Espero con impaciencia cada nueva entrega de la serie The Saint of Steel de T. Kingfisher, porque ya sé qué me voy a encontrar y lo que voy a disfrutar con estas novelas tan tiernas, divertidas y algo picantes que se está marcando la autora.
Y es que la fórmula no ha cambiado, pero sigue siendo igual de efectiva. Los paladines supervivientes a la muerte de su Dios viven atormentados por la culpa y por la posibilidad de hacer daño a los demás si no son capaces de controlar sus cambios a berserker. En esta ocasión la novela está protagonizada por Galen, a quien ya conocimos brevemente en entregas anteriores, y Piper, un forense de la ciudad.

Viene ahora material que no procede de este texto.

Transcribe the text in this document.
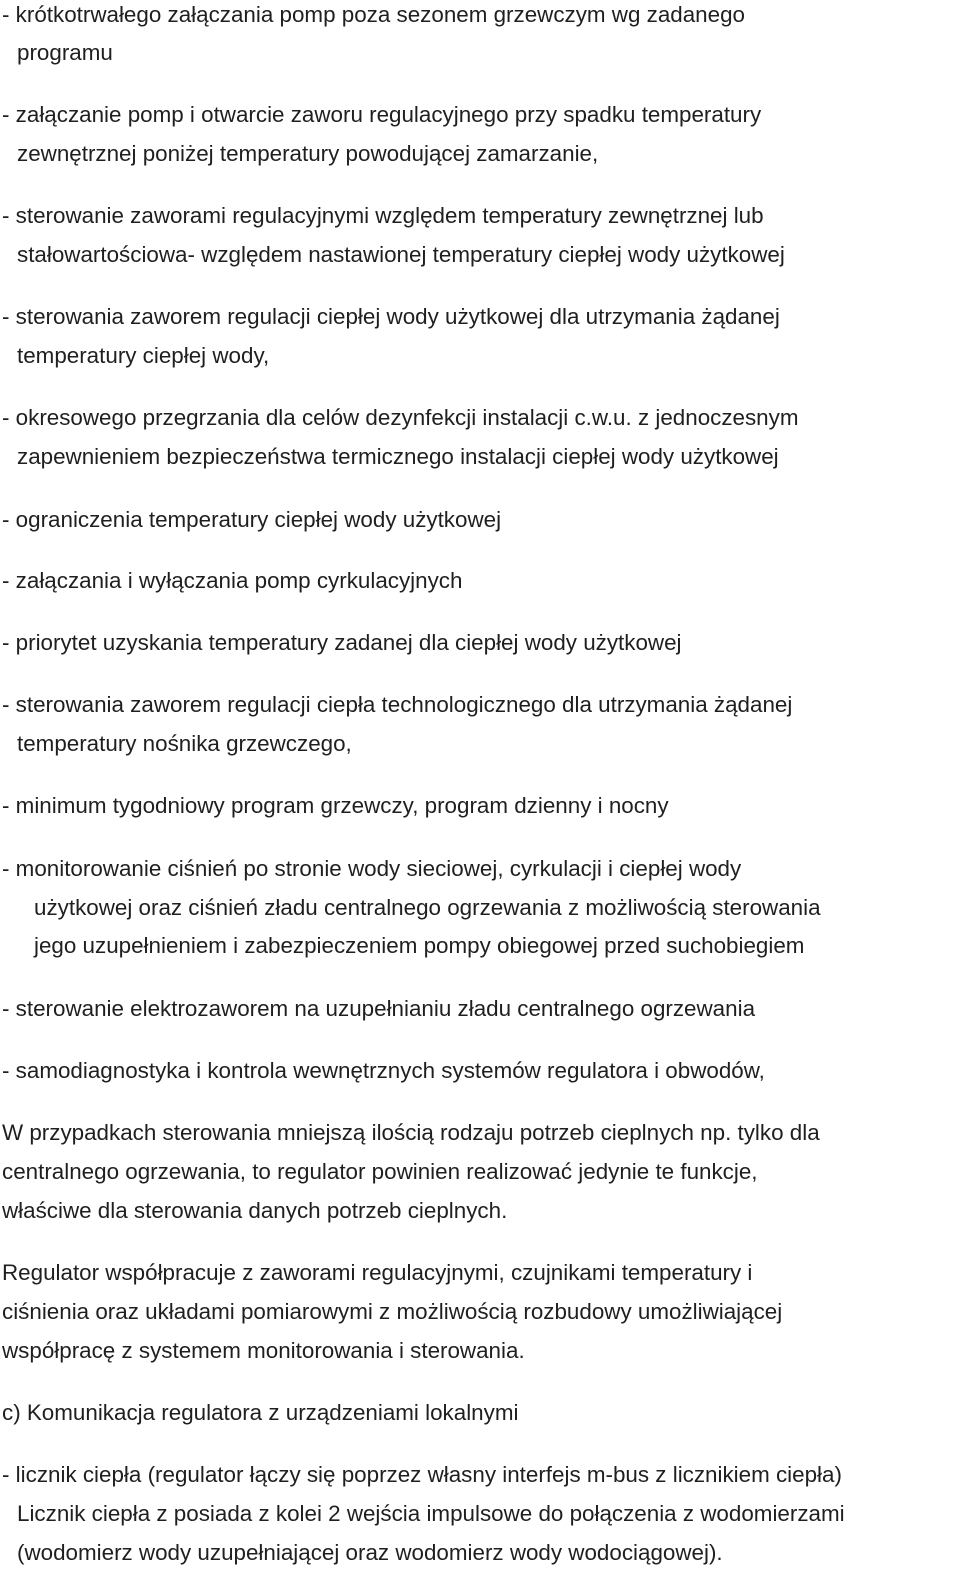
- krótkotrwałego załączania pomp poza sezonem grzewczym wg zadanego
programu
- załączanie pomp i otwarcie zaworu regulacyjnego przy spadku temperatury
zewnętrznej poniżej temperatury powodującej zamarzanie,
- sterowanie zaworami regulacyjnymi względem temperatury zewnętrznej lub
stałowartościowa- względem nastawionej temperatury ciepłej wody użytkowej
- sterowania zaworem regulacji ciepłej wody użytkowej dla utrzymania żądanej
temperatury ciepłej wody,
- okresowego przegrzania dla celów dezynfekcji instalacji c.w.u. z jednoczesnym
zapewnieniem bezpieczeństwa termicznego instalacji ciepłej wody użytkowej
- ograniczenia temperatury ciepłej wody użytkowej
- załączania i wyłączania pomp cyrkulacyjnych
- priorytet uzyskania temperatury zadanej dla ciepłej wody użytkowej
- sterowania zaworem regulacji ciepła technologicznego dla utrzymania żądanej
temperatury nośnika grzewczego,
- minimum tygodniowy program grzewczy, program dzienny i nocny
- monitorowanie ciśnień po stronie wody sieciowej, cyrkulacji i ciepłej wody
użytkowej oraz ciśnień zładu centralnego ogrzewania z możliwością sterowania
jego uzupełnieniem i zabezpieczeniem pompy obiegowej przed suchobiegiem
- sterowanie elektrozaworem na uzupełnianiu zładu centralnego ogrzewania
- samodiagnostyka i kontrola wewnętrznych systemów regulatora i obwodów,
W przypadkach sterowania mniejszą ilością rodzaju potrzeb cieplnych np. tylko dla
centralnego ogrzewania, to regulator powinien realizować jedynie te funkcje,
właściwe dla sterowania danych potrzeb cieplnych.
Regulator współpracuje z zaworami regulacyjnymi, czujnikami temperatury i
ciśnienia oraz układami pomiarowymi z możliwością rozbudowy umożliwiającej
współpracę z systemem monitorowania i sterowania.
c) Komunikacja regulatora z urządzeniami lokalnymi
- licznik ciepła (regulator łączy się poprzez własny interfejs m-bus z licznikiem ciepła)
Licznik ciepła z posiada z kolei 2 wejścia impulsowe do połączenia z wodomierzami
(wodomierz wody uzupełniającej oraz wodomierz wody wodociągowej).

Me gusta que en esta ocasión la relación sea homosexual, gracias a que la autora la trata exactamente con el mismo respeto y cariño que en los libros anteriores en las que las parejas eran heterosexuales. También me parece muy importante cómo se profundiza en la cultura de los gnole, que han ido cobrando importancia en cada entrega situada en este universo (no olvidemos que Clockwork Boys y Swordheart también forman parte del mismo mundo).
El “misterio” que han de investigar en esta ocasión también implica la aparición de cadáveres con circunstancias de muerte difíciles de explicar, aunque en esta ocasión la resolución del problema será bastante directa y la novela se centrará un poco más en las consecuencias de las acciones que llevan a esta solución que en la propia búsqueda de la respuesta.
Todo el tono de la novela es bastante divertido, haciendo referencias a protagonistas de entregas anteriores y basándose mucho en los juegos de equívocos de cualquier comedia romántica que se precie, y también en la inseguridad de los protagonistas sobre cómo expresar sus sentimientos. Todo muy amable con humor bastante blanco, aunque como digo no están ausentes las escenas de sexo.
No quiero dejar de mencionar la excelsa labor del narrador del audiolibro, Joel Richards, que realiza un trabajo soberbio tanto en esta novela como en las anteriores.
Aunque me gustaron más las entregas anteriores (con ese mítico: “¡Que no soy monja, que soy novicia!” que se ha quedado en el acervo de mi casa), he de reconocer que no me importaría seguir leyendo novelas de la autora con este patrón, que tantos buenos ratos me hace pasar y que me reconforta muchísimo.